Total revenue declined by 0.8% to €6.9 billion in the first three months of 2016 with traffic revenue down by 3.9% despite “significantly higher” numbers of passengers.
This was a reflection of the “substantial pricing pressures” faced by the group’s airlines and its cargo business.
Cash flow from operating activities declined 21.5% to €1.1 billion in the traditionally weaker winter three months. This was primarily attributable to a trend towards more last-minute bookings.
However, adjusted earnings [EBIT], described as the leading financial performance indicator, improved by €114 million to give a loss of €53 million.
The earnings improvement was driven by Lufthansa and Austrian Airlines. All other operating companies in the group reported lower results.
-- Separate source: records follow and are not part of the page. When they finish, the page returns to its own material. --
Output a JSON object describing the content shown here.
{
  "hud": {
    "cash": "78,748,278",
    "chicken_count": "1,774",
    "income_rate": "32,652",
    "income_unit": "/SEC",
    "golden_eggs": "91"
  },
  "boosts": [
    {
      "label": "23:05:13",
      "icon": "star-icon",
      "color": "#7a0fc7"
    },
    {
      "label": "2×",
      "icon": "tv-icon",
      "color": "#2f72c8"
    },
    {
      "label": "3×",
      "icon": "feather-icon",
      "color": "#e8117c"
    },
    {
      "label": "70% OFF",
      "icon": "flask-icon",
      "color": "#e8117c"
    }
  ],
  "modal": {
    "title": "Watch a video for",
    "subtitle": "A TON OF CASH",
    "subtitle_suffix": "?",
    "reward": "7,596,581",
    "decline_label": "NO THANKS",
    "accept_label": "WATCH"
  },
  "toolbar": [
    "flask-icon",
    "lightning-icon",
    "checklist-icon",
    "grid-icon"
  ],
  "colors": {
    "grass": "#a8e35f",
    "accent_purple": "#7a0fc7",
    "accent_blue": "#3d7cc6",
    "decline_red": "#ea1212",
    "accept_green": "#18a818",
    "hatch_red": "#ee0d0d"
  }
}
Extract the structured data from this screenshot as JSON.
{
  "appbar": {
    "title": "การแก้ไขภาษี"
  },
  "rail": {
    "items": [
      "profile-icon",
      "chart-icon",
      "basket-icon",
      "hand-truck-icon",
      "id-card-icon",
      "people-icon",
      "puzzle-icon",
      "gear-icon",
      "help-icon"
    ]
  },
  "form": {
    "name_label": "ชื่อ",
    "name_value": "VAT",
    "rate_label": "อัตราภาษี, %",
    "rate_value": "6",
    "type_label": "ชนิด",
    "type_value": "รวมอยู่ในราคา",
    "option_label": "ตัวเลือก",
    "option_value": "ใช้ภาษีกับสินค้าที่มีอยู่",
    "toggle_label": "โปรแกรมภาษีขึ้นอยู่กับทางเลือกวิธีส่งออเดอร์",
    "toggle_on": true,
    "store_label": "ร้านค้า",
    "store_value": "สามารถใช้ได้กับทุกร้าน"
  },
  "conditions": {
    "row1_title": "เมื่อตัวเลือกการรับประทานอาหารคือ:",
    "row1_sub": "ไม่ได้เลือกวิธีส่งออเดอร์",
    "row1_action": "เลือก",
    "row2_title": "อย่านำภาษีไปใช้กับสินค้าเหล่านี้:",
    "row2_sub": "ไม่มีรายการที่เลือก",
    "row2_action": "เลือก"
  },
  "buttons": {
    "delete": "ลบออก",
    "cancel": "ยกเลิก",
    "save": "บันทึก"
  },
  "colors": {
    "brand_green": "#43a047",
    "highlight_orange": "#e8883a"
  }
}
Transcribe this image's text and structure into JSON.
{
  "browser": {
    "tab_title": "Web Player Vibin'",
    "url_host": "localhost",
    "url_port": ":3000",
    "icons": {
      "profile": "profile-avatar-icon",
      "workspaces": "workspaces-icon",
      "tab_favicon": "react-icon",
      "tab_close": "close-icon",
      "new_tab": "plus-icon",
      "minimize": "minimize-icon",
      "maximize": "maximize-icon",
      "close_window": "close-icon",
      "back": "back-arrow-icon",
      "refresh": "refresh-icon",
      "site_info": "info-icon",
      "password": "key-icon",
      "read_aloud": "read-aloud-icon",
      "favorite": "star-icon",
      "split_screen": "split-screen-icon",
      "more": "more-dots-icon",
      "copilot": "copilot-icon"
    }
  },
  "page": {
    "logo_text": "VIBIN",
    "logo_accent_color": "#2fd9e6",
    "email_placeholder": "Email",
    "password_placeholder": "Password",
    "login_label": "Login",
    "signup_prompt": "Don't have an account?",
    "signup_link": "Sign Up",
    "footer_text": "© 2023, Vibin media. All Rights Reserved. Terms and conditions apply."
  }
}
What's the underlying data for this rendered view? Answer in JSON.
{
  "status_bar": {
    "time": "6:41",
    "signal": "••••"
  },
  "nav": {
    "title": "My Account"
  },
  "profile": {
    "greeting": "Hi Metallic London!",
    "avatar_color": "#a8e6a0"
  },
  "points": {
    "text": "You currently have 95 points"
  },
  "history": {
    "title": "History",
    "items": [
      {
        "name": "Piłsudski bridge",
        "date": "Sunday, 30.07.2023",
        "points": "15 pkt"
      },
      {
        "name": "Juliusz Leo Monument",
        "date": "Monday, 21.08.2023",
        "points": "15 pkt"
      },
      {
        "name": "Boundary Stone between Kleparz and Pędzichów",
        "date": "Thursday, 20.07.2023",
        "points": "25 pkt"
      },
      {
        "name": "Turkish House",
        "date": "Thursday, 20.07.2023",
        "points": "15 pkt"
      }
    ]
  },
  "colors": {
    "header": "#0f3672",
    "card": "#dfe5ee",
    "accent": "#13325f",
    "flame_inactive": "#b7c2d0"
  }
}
The adjusted EBIT of Lufthansa increased by €244 million, while Austrian Airlines posted a €23 million improvement.
The adjusted EBIT at SWISS was down €28 million, owing largely to a decline in demand in the face of the strong Swiss franc. Eurowings saw first-quarter adjusted EBIT down by €33 million, reflecting the start-up costs of long-haul operations and the costs for its structural set-up, the German airline group said.
Chief financial officer, Simone Menne, said: “We are seeing significant pricing pressure at our passenger airlines, and even more at Lufthansa Cargo.
“But the substantial unit cost reduction at our passenger airlines has more than made up for the pricing declines.
“And we are not just benefiting from further fuel cost reductions and non-recurring effects. We have also improved our operating cost structure. This marks an important change in trend in our unit cost development.”
Menne added: “The trends we have seen in the last few months are likely to continue throughout the present quarter.
“The intensity of the competition and the resulting pricing pressures will not ease – not least because of the low fuel costs. This is why it is important that we continue to work consistently on our cost positions. We remain fully committed to our goal of reducing our unit costs this year net of fuel and currency impacts.”
The group’s full year forecast remains unchanged with adjusted earnings expected to be slightly above last year’s result of €1.8 billion.